The Marine Radiocarbon Reservoir Effect and its correlation with the ocean dynamics

Eduardo Queiroz Alves, University of Oxford, Oxford, United Kingdom
The marine reservoir effect (MRE) is closely related to the ocean dynamics of each region and, therefore, can be used as a powerful tool to understand ocean circulation. Radiocarbon measurements on marine taxa and/or water masses can be related to density and temperature data to yield an useful picture of coastal processes.

This study presents MRE data for the Brazilian coast, where the two main ocean currents display different features. The Brazil current carries warm subtropical waters while the Falklands current is composed by cold subantartic waters. They flow in opposite directions along the coast and their encounter, around 38S, creates a strong thermohaline front referred to as Brazil-Falklands Confluence (Roden, 1986; Gordon,1989).

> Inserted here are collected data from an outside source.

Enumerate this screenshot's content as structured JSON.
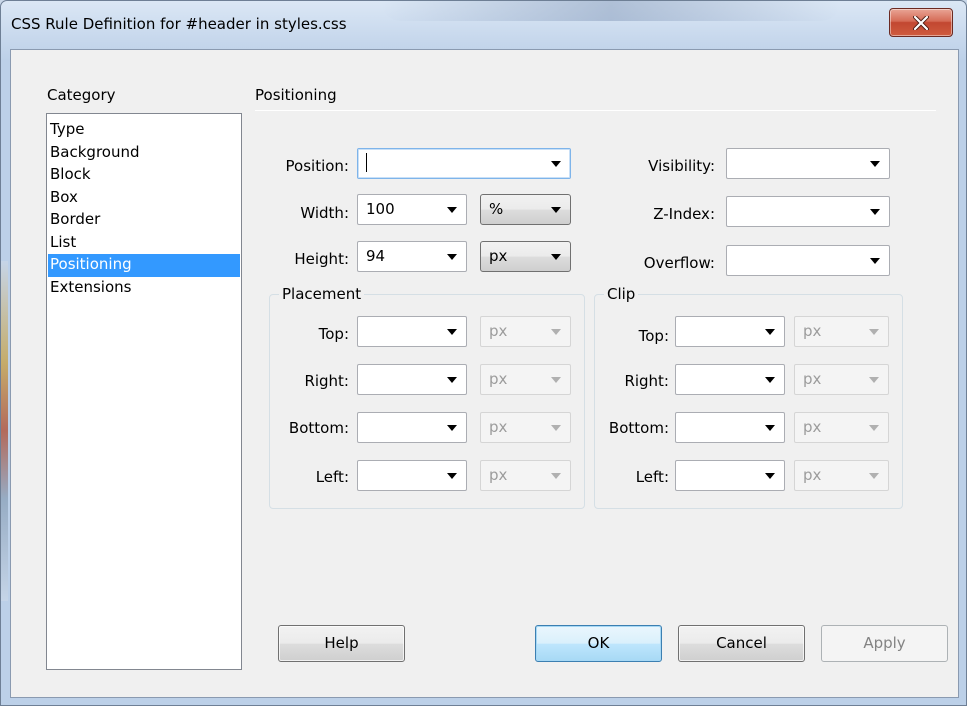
{
  "window": {
    "title": "CSS Rule Definition for #header in styles.css"
  },
  "sidebar": {
    "heading": "Category",
    "items": [
      {
        "label": "Type"
      },
      {
        "label": "Background"
      },
      {
        "label": "Block"
      },
      {
        "label": "Box"
      },
      {
        "label": "Border"
      },
      {
        "label": "List"
      },
      {
        "label": "Positioning",
        "selected": true
      },
      {
        "label": "Extensions"
      }
    ]
  },
  "main": {
    "heading": "Positioning",
    "position": {
      "label": "Position:",
      "value": ""
    },
    "width": {
      "label": "Width:",
      "value": "100",
      "unit": "%"
    },
    "height": {
      "label": "Height:",
      "value": "94",
      "unit": "px"
    },
    "visibility": {
      "label": "Visibility:",
      "value": ""
    },
    "z_index": {
      "label": "Z-Index:",
      "value": ""
    },
    "overflow": {
      "label": "Overflow:",
      "value": ""
    },
    "placement": {
      "title": "Placement",
      "top": {
        "label": "Top:",
        "value": "",
        "unit": "px"
      },
      "right": {
        "label": "Right:",
        "value": "",
        "unit": "px"
      },
      "bottom": {
        "label": "Bottom:",
        "value": "",
        "unit": "px"
      },
      "left": {
        "label": "Left:",
        "value": "",
        "unit": "px"
      }
    },
    "clip": {
      "title": "Clip",
      "top": {
        "label": "Top:",
        "value": "",
        "unit": "px"
      },
      "right": {
        "label": "Right:",
        "value": "",
        "unit": "px"
      },
      "bottom": {
        "label": "Bottom:",
        "value": "",
        "unit": "px"
      },
      "left": {
        "label": "Left:",
        "value": "",
        "unit": "px"
      }
    }
  },
  "buttons": {
    "help": "Help",
    "ok": "OK",
    "cancel": "Cancel",
    "apply": "Apply"
  },
  "colors": {
    "selection": "#3399ff",
    "close_button": "#c24731"
  },
  "icons": {
    "close": "close-icon",
    "dropdown": "chevron-down-icon"
  }
}
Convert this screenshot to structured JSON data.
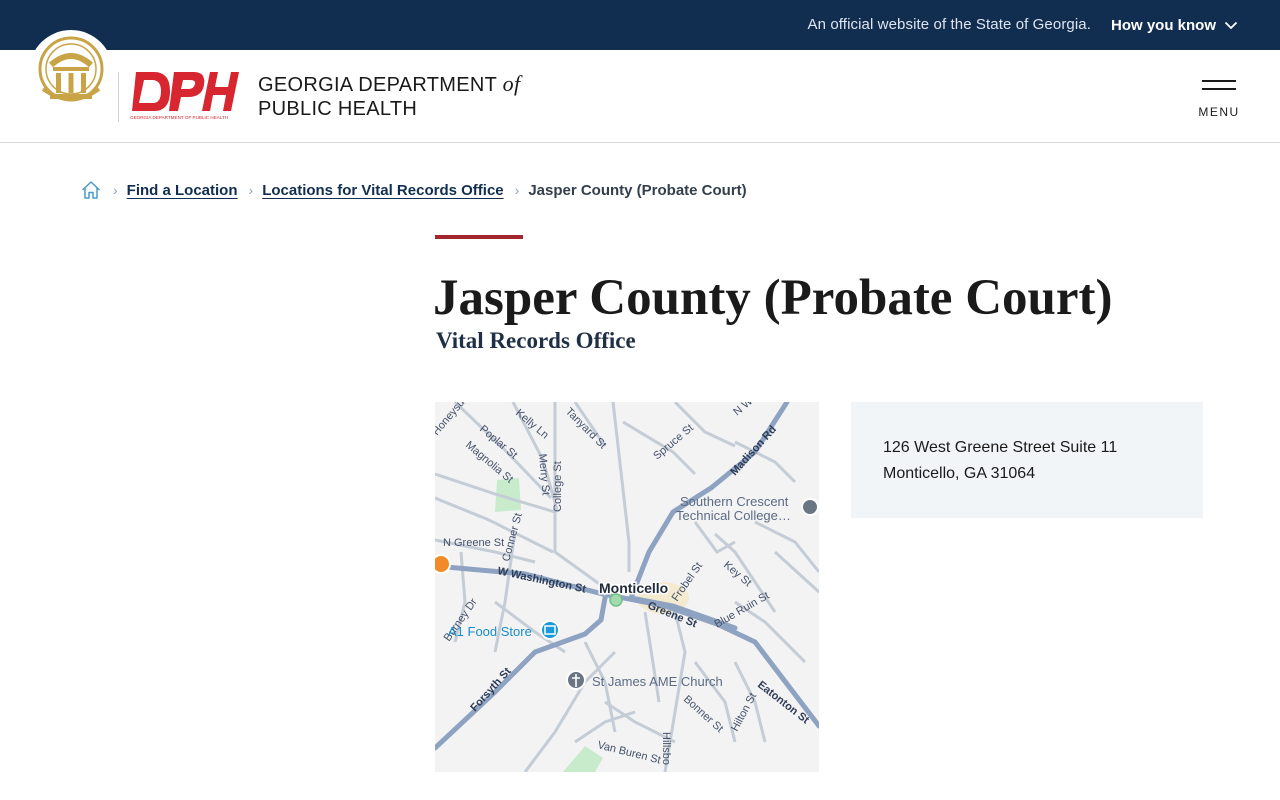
{
  "gov_banner": {
    "official_text": "An official website of the State of Georgia.",
    "how_you_know": "How you know"
  },
  "header": {
    "logo_text": "DPH",
    "logo_subtext": "GEORGIA DEPARTMENT OF PUBLIC HEALTH",
    "dept_line1": "GEORGIA DEPARTMENT",
    "dept_of": "of",
    "dept_line2": "PUBLIC HEALTH",
    "menu_label": "MENU"
  },
  "breadcrumb": {
    "items": [
      {
        "label": "Find a Location"
      },
      {
        "label": "Locations for Vital Records Office"
      }
    ],
    "current": "Jasper County (Probate Court)"
  },
  "page": {
    "title": "Jasper County (Probate Court)",
    "subtitle": "Vital Records Office"
  },
  "address": {
    "line1": "126 West Greene Street Suite 11",
    "line2": "Monticello, GA 31064"
  },
  "map": {
    "streets": [
      "Honeysuckle",
      "Kelly Ln",
      "Tanyard St",
      "N Wa",
      "Poplar St",
      "Magnolia St",
      "Merry St",
      "College St",
      "Spruce St",
      "Madison Rd",
      "N Greene St",
      "Conner St",
      "W Washington St",
      "Frobel St",
      "Key St",
      "Burney Dr",
      "Greene St",
      "Blue Ruin St",
      "Forsyth St",
      "Eatonton St",
      "Bonner St",
      "Hilton St",
      "Van Buren St",
      "Hillsbo"
    ],
    "town": "Monticello",
    "pois": {
      "college": "Southern Crescent",
      "college2": "Technical College…",
      "food_store": "A1 Food Store",
      "church": "St James AME Church"
    },
    "colors": {
      "major_road": "#8ea3c1",
      "minor_road": "#c4ccd6",
      "park": "#c8ebcc",
      "poi_blue": "#1a9bd7",
      "poi_orange": "#f28a28",
      "poi_gray": "#6b7684"
    }
  },
  "colors": {
    "banner_bg": "#112e51",
    "accent_red": "#a3262f",
    "card_bg": "#f2f5f8"
  }
}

Radiocarbon dating of marine species was performed for different regions on the Brazilian coast. The use of samples from both, archaeological sites and museum collections, can give a consistent time frame for changes in the MRE and, potentially, in the South Atlantic Ocean circulation patterns. Moreover, seasonally or annually resolved coral carbon concentration measurements constitute a convenient tool for assessing sea-water radiocarbon signatures (Druffel and Linick, 1978; Dunbar and Colle, 1999; Druffel et al., 2007). These measurements are being performed in an attempt of creating a coral-based database for radiocarbon variability in the South Atlantic Ocean through time.